Misery bred godliness – or at least a well-simulated version of it. The
Gazette de Leyde
reported that ‘Madame de La Motte is becoming more and more stoical and resigned to her fate. For the greater part of the day, she employs herself in reading the ascetic book,
The Imitation of Christ
.’ The archbishop of Paris found her ‘sublime in the picture of suffering she draws, and in the piety and resignation she
gives expression to’. Jeanne’s behaviour, however, did not convey resignation. Less than a month after her arrival, an escape attempt went awry. ‘She had already made a hole through which her head would go,’ wrote the
Gazette d’Utrecht
, but ‘she stuck in this opening, so that she could go neither forward nor backwards.
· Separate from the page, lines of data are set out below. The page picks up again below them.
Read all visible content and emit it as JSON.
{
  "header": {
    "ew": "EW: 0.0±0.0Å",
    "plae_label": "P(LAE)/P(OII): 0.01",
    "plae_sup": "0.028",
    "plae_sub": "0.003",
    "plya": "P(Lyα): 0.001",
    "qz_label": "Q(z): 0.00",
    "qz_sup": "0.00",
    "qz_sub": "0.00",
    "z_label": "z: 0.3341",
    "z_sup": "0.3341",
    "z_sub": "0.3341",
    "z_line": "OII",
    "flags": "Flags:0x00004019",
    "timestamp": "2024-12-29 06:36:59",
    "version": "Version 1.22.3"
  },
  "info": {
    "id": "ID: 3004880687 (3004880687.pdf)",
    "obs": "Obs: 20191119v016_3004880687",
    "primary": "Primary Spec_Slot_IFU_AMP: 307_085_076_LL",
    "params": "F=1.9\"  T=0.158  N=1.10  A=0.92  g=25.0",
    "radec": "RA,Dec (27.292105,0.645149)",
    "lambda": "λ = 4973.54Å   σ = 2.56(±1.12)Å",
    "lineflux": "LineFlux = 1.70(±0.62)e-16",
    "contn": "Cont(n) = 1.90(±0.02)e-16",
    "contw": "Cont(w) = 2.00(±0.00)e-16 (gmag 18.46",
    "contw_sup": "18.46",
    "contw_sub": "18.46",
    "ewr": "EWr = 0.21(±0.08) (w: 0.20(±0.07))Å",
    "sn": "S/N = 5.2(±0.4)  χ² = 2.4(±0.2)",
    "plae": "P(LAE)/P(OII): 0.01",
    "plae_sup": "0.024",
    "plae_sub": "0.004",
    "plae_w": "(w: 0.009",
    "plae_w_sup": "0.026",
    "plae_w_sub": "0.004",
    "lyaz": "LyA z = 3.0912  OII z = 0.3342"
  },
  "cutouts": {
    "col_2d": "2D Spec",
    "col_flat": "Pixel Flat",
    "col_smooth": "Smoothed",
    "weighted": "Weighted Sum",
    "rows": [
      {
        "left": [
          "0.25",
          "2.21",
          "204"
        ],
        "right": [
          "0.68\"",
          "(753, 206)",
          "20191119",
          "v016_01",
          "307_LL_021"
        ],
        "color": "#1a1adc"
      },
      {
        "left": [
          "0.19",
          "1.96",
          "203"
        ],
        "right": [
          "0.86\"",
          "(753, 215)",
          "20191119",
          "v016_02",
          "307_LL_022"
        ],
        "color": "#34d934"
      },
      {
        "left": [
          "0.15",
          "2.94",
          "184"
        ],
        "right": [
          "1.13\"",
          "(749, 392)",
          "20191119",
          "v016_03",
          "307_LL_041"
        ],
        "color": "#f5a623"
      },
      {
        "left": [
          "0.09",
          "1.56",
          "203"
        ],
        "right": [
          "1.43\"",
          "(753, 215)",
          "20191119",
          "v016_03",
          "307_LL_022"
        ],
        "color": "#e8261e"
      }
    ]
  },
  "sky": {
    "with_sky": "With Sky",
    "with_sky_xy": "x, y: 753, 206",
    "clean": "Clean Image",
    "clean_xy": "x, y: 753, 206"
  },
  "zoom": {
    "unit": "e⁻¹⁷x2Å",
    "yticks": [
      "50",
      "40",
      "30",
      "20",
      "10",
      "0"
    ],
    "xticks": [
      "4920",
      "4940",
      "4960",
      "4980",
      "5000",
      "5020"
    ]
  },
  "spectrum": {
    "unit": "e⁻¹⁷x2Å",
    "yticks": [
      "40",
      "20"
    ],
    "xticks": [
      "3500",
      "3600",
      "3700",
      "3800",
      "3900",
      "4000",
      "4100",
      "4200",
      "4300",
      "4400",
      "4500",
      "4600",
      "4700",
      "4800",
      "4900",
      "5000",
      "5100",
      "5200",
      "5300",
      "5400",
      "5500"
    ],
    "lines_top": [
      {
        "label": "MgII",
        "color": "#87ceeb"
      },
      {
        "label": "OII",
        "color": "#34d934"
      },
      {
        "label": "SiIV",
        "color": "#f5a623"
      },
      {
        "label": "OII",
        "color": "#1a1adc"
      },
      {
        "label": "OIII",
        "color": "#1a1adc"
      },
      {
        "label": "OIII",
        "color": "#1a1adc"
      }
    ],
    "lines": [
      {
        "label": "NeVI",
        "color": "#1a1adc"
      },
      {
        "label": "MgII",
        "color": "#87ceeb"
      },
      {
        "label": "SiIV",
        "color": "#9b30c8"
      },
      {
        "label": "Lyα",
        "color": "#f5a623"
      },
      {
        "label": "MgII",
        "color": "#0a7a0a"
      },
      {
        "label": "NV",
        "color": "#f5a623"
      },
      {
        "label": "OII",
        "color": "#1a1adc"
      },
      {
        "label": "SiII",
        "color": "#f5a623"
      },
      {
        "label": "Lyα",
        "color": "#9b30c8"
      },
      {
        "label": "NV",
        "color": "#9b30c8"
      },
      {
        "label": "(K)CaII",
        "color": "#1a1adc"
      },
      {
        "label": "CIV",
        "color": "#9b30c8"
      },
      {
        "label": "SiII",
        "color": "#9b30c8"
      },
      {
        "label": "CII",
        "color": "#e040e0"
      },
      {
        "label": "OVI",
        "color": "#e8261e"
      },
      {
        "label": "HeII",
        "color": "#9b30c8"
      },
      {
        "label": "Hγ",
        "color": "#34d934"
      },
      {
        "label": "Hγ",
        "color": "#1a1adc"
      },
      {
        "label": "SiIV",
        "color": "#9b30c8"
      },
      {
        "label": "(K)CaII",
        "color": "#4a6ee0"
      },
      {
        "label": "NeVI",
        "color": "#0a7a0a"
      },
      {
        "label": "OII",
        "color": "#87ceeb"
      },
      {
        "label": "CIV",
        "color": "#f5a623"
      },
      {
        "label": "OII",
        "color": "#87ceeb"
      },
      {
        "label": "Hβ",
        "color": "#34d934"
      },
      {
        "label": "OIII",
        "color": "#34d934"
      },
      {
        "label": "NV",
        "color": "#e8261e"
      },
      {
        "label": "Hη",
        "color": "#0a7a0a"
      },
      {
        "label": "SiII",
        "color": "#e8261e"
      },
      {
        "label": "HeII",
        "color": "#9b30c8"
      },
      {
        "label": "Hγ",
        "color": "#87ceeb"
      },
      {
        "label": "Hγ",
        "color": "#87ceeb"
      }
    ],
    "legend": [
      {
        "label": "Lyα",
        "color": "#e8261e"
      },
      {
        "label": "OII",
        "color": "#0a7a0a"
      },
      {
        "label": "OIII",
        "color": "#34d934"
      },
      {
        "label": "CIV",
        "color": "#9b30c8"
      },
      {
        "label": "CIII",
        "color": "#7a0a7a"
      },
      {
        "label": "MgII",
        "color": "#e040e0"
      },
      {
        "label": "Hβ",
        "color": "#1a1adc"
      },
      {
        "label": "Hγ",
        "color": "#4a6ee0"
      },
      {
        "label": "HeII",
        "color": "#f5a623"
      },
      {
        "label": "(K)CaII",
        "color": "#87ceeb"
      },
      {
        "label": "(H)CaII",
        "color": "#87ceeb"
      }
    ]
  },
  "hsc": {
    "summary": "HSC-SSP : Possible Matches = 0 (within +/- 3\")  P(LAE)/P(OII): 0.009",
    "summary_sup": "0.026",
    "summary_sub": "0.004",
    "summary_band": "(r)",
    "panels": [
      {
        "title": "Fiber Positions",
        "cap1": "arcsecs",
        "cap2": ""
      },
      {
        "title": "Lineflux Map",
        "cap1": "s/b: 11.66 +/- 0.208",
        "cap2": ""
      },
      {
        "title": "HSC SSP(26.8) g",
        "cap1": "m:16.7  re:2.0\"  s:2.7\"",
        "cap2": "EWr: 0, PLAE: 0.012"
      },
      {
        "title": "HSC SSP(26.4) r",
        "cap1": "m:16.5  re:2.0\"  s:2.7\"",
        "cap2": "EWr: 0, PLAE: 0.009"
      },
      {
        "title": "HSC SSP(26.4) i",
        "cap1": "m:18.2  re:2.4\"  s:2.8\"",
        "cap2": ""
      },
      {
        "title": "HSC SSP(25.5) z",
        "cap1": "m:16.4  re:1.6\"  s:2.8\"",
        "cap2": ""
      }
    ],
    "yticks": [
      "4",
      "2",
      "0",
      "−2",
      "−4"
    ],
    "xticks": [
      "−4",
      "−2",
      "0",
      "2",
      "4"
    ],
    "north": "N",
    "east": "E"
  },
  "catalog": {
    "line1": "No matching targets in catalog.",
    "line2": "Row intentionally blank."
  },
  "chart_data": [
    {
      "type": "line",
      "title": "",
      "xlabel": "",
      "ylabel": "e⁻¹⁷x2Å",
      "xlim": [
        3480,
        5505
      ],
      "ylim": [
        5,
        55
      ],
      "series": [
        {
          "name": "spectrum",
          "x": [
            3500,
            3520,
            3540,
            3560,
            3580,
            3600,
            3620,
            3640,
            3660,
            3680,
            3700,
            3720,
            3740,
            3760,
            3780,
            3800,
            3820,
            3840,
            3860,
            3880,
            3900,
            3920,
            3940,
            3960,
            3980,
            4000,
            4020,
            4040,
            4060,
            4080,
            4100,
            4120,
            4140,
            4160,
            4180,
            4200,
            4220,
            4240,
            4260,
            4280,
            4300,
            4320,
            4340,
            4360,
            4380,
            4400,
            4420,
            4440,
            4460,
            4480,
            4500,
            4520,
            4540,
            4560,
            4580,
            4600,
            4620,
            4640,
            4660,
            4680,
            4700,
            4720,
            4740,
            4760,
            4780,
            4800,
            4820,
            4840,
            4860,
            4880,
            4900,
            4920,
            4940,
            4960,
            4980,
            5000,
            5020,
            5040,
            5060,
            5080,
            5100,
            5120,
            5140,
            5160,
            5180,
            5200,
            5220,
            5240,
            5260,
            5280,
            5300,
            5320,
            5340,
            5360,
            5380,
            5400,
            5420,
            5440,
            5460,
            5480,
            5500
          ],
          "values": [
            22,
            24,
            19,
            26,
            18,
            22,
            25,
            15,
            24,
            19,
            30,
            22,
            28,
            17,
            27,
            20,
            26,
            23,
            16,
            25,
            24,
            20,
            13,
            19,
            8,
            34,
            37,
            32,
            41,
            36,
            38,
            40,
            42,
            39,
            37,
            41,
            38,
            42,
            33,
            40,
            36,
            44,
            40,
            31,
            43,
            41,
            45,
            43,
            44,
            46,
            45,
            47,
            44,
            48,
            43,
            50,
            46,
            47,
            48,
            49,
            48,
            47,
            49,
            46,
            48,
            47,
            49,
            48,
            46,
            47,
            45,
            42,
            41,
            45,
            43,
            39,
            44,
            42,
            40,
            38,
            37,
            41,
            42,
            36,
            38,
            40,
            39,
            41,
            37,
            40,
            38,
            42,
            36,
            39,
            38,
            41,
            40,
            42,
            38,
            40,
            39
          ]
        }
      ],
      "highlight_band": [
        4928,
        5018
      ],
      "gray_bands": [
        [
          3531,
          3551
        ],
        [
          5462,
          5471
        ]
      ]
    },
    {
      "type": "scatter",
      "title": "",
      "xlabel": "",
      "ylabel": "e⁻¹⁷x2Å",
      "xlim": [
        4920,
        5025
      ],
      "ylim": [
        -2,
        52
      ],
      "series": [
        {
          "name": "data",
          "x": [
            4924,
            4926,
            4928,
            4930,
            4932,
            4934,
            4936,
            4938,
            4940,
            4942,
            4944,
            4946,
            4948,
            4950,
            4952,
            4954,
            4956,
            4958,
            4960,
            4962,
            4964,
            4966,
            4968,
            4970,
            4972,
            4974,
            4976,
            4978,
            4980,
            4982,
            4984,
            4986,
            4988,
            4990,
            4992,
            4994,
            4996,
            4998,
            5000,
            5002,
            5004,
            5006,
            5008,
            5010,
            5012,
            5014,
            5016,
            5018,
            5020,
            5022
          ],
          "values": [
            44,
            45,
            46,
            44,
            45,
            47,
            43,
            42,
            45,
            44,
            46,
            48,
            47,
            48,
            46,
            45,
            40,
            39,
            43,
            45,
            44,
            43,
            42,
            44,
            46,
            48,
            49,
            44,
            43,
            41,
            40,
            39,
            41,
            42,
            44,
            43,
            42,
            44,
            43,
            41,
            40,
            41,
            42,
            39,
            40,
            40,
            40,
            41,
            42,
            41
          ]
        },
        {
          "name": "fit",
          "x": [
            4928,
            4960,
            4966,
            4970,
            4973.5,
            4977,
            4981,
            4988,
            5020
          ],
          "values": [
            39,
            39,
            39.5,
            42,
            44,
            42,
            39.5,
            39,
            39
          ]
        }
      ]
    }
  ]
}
Fright seized her; she struggled in vain, and her cries summoned the warders, who found her in that position. Her attempt has only increased the rigour
of her confinement.’
But there were hidden figures, with power and money and silent purpose, who wished Jeanne released. At the end of November 1786, Jeanne’s maidservant, Angelique, was informed by one of the guards that a plot was in motion to spring her. A letter arrived, delivered in the quiet of night, which stated ‘PEOPLE are now intent on
changing your condition’. According to the improbable scenario laid out by Jeanne in her autobiography, she was instructed to examine the key hanging from the belt of the jailer and draw it accurately enough for a replica to be made (Jeanne did not explain why she, rather than the compliant and well-placed guard, was chosen for this task). Somehow she managed to jigsaw together enough glances to sketch the key and it was duly cut, delivered and secreted.
The attempted evasion was delayed when Angelique was unexpectedly released and another girl, Marianne, appointed in her place. Eventually, the date for the escape was set for 5 June 1787. A rose was brought to Jeanne to signal that the prospect was fair (did Jeanne think of another rose, pressed into d’Oliva’s hand nearly three years earlier?). Dressed in a rich blue frock coat, a black shirt, breeches, a hat and leather gloves, and prodding the ground with a cane, she wandered out of the prison (as with Jeanne’s other
escapades, literary precedent may have embellished her account – Manon Lescaut also escaped gaol dressed as a man).